Topic
Home / Pemuda / Cerpen / The Journey Pangandaran-Qatar: Noban

The Journey Pangandaran-Qatar: Noban

Konten ini adalah kiriman dari pembaca dakwatuna.com. Kirimkan informasi, gagasan, pemikiran, atau pendapat dari Anda dalam bentuk tulisan kepada kami, klik di sini.

‘’Sombong sekali kamu, Sep!’’ Parman menghardik sambil bersungut-sungut.

‘’Hehehehe….Sombong kenapa, Man? Itu bubur belepotan di cocotmu.’’ Aku mencibir.

Ami termehek-mehek melihat bibir Parman yang belepotan bubur sampe ke dagu.

‘’Sebelum sarapan bubur, mandi dulu dong!’’ Ami sambil menyunggingkan senyum ke Parman.

Amarah Parman menjadi-menjadi. Dia berdiri menghampiri Ridwan dan Ami. Ridwan menatap tajam kawannya itu.

‘’Apa maumu, Man?’’ Intonasiku meninggi.

Mata Parman tak kuat melihat tatapanku yang tajam. Seperti tatapan elang mau menerkam anak ayam. Badannya berbalik ke tukang bubur. Merasa kalah perang psikologis, kompensasi Parman jadi grogi.

‘’Mang, pesen bubur ayam lagi dua mangkok!’’ mulut Parman tambah manyun.

‘’Eh, enak aja maen serobot. Kita duluan yang pesan!’’ Ami sewot.

‘’Biarin aja, Mi!’’ Aku menarik lengan Ami.

Parman melahap habis dua mangkok bubur ayam tadi. Setelah bayar, dia langsung pergi bersama kedua kawannya Suhada dan Wendi dengan hati yang panas. Parman merasa ditampar-tampar wajahnya. Dadanya bergemuruh seperti parade Drum-Band 17 Agustusan. Karena gadis gaetannya jatuh hati ke pangkuanku.

‘’Hahahahaha….Cinta ditolak, makan bubur 3 mangkok. Persis orang kesetanan!’’ Ami cekikikan.

‘’Hush, nggak boleh gitu! Siapa tau Parman menjadi jodohmu kelak.’’ Aku sambil memicingkan matak kananku.

‘’Enak aja….Lebih baik aku ngejomblo seumur hidup daripada harus sama dia!’’ Ami mencibir.

Lamunan bersama Ami di kampus dan Parman yang sewot menghilang dari pikiranku ketika Tornado membelok ke rumah Parman. Di depan rumah joglo itu ditanami sayur-mayur. Sejenis bayam, kacang panjang dan katuk. Ada pagar bambu menjadi pembatasnya. Di belakang rumah Parman rimbun dengan pohon bambu dan pohon nangka. Sesekali terdengar suara kambing mengembik di samping rumahnya.

‘’Assalaamu alaikum. Parman esih pak? (Parman ada Pak?)’’ Aku nanya di balik pintu rumah kawannya itu.

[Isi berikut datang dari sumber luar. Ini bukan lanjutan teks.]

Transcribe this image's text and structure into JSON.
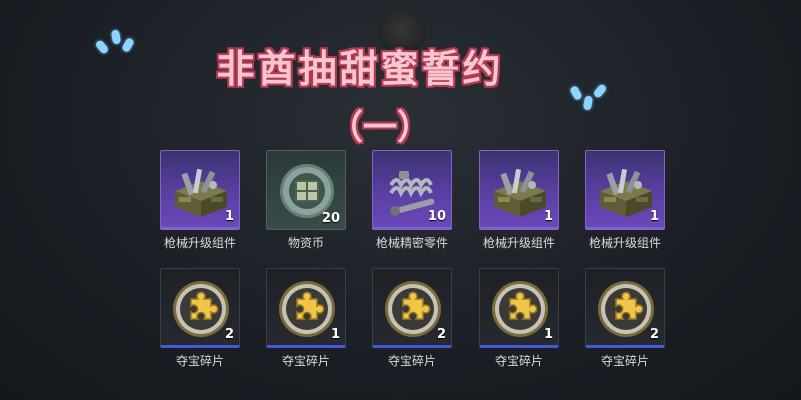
{
  "overlay": {
    "title": "非酋抽甜蜜誓约",
    "subtitle": "（一）"
  },
  "rows": [
    [
      {
        "name": "枪械升级组件",
        "count": "1",
        "icon": "weapon-upgrade-crate-icon",
        "rarity": "purple"
      },
      {
        "name": "物资币",
        "count": "20",
        "icon": "supply-coin-icon",
        "rarity": "dark"
      },
      {
        "name": "枪械精密零件",
        "count": "10",
        "icon": "spring-parts-icon",
        "rarity": "purple"
      },
      {
        "name": "枪械升级组件",
        "count": "1",
        "icon": "weapon-upgrade-crate-icon",
        "rarity": "purple"
      },
      {
        "name": "枪械升级组件",
        "count": "1",
        "icon": "weapon-upgrade-crate-icon",
        "rarity": "purple"
      }
    ],
    [
      {
        "name": "夺宝碎片",
        "count": "2",
        "icon": "puzzle-token-icon",
        "rarity": "dark"
      },
      {
        "name": "夺宝碎片",
        "count": "1",
        "icon": "puzzle-token-icon",
        "rarity": "dark"
      },
      {
        "name": "夺宝碎片",
        "count": "2",
        "icon": "puzzle-token-icon",
        "rarity": "dark"
      },
      {
        "name": "夺宝碎片",
        "count": "1",
        "icon": "puzzle-token-icon",
        "rarity": "dark"
      },
      {
        "name": "夺宝碎片",
        "count": "2",
        "icon": "puzzle-token-icon",
        "rarity": "dark"
      }
    ]
  ],
  "colors": {
    "rare_purple": "#5a3fa3",
    "accent_blue": "#3f5bd8",
    "overlay_pink": "#f7c6cf"
  }
}
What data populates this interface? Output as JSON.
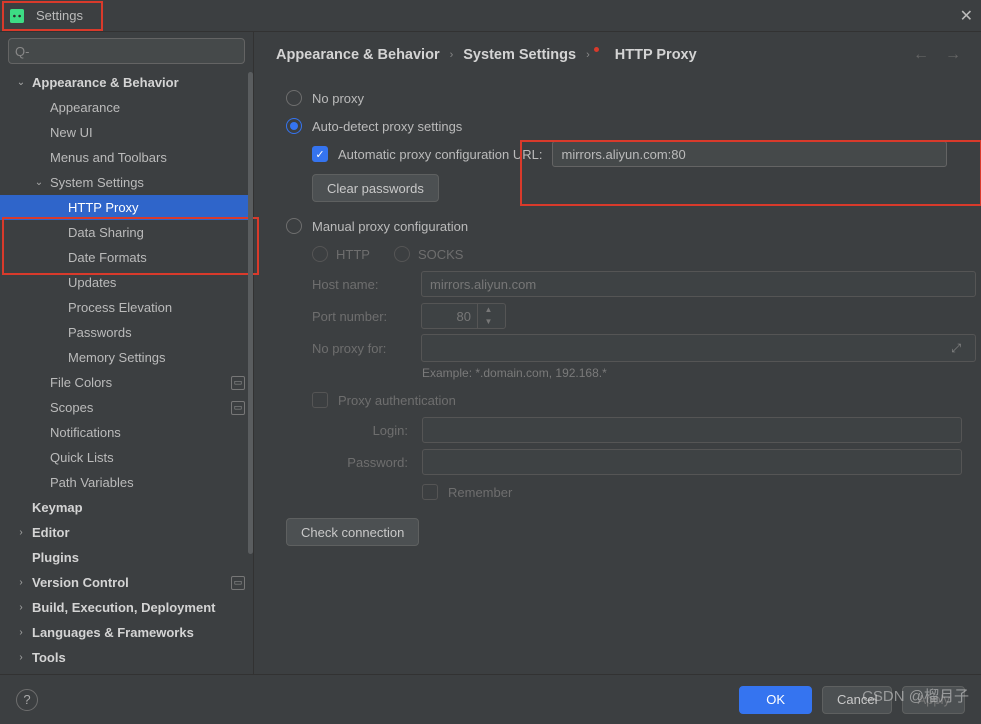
{
  "window": {
    "title": "Settings"
  },
  "search": {
    "placeholder": "Q-"
  },
  "sidebar": [
    {
      "label": "Appearance & Behavior",
      "depth": 0,
      "expand": "v",
      "bold": true
    },
    {
      "label": "Appearance",
      "depth": 1
    },
    {
      "label": "New UI",
      "depth": 1
    },
    {
      "label": "Menus and Toolbars",
      "depth": 1
    },
    {
      "label": "System Settings",
      "depth": 1,
      "expand": "v"
    },
    {
      "label": "HTTP Proxy",
      "depth": 2,
      "selected": true
    },
    {
      "label": "Data Sharing",
      "depth": 2
    },
    {
      "label": "Date Formats",
      "depth": 2
    },
    {
      "label": "Updates",
      "depth": 2
    },
    {
      "label": "Process Elevation",
      "depth": 2
    },
    {
      "label": "Passwords",
      "depth": 2
    },
    {
      "label": "Memory Settings",
      "depth": 2
    },
    {
      "label": "File Colors",
      "depth": 1,
      "badge": true
    },
    {
      "label": "Scopes",
      "depth": 1,
      "badge": true
    },
    {
      "label": "Notifications",
      "depth": 1
    },
    {
      "label": "Quick Lists",
      "depth": 1
    },
    {
      "label": "Path Variables",
      "depth": 1
    },
    {
      "label": "Keymap",
      "depth": 0,
      "bold": true
    },
    {
      "label": "Editor",
      "depth": 0,
      "expand": ">",
      "bold": true
    },
    {
      "label": "Plugins",
      "depth": 0,
      "bold": true
    },
    {
      "label": "Version Control",
      "depth": 0,
      "expand": ">",
      "bold": true,
      "badge": true
    },
    {
      "label": "Build, Execution, Deployment",
      "depth": 0,
      "expand": ">",
      "bold": true
    },
    {
      "label": "Languages & Frameworks",
      "depth": 0,
      "expand": ">",
      "bold": true
    },
    {
      "label": "Tools",
      "depth": 0,
      "expand": ">",
      "bold": true
    }
  ],
  "breadcrumb": [
    "Appearance & Behavior",
    "System Settings",
    "HTTP Proxy"
  ],
  "proxy": {
    "no_proxy": "No proxy",
    "auto_detect": "Auto-detect proxy settings",
    "auto_url_label": "Automatic proxy configuration URL:",
    "auto_url_value": "mirrors.aliyun.com:80",
    "clear_passwords": "Clear passwords",
    "manual": "Manual proxy configuration",
    "http": "HTTP",
    "socks": "SOCKS",
    "host_label": "Host name:",
    "host_value": "mirrors.aliyun.com",
    "port_label": "Port number:",
    "port_value": "80",
    "noproxy_label": "No proxy for:",
    "example": "Example: *.domain.com, 192.168.*",
    "auth": "Proxy authentication",
    "login": "Login:",
    "password": "Password:",
    "remember": "Remember",
    "check": "Check connection"
  },
  "footer": {
    "ok": "OK",
    "cancel": "Cancel",
    "apply": "Apply"
  },
  "watermark": "CSDN @榴月子"
}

Seorang bapak yang keseharian bekerja sebagai Petugas Penyuluh Lapangan itu (PPL) keluar dengan mengenakan kaos oblong dan memakai kolor. Dengan logat Jawa Banyumasan/Ngapak dia menjawab sambil menyalamiku. Sedikitnya aku terpapar bahasa Jawa Ngapak karena faktor geografisnya di perbatasan Jabar-Jateng. Banyak suku Sunda dan Jawa saling berdampingan dan saling memahami bahasa mereka. Perbauran ini yang menjadikan dialek khas daerah peradaban Sungai Citanduy. Tak ayal kesenian daerah ini menjadi beragam; di samping kesenian khas orang Sunda (wayang golek, kendang pencak, calung, reog) juga kesenian Jawa berkembang pesat semisal; kuda lumping, ketoprak, lais, ronggeng menjadi daya tarik Kabupaten Ciamis yang didirikan Raden Aria Koesoemadiningrat pada tahun 1879 itu.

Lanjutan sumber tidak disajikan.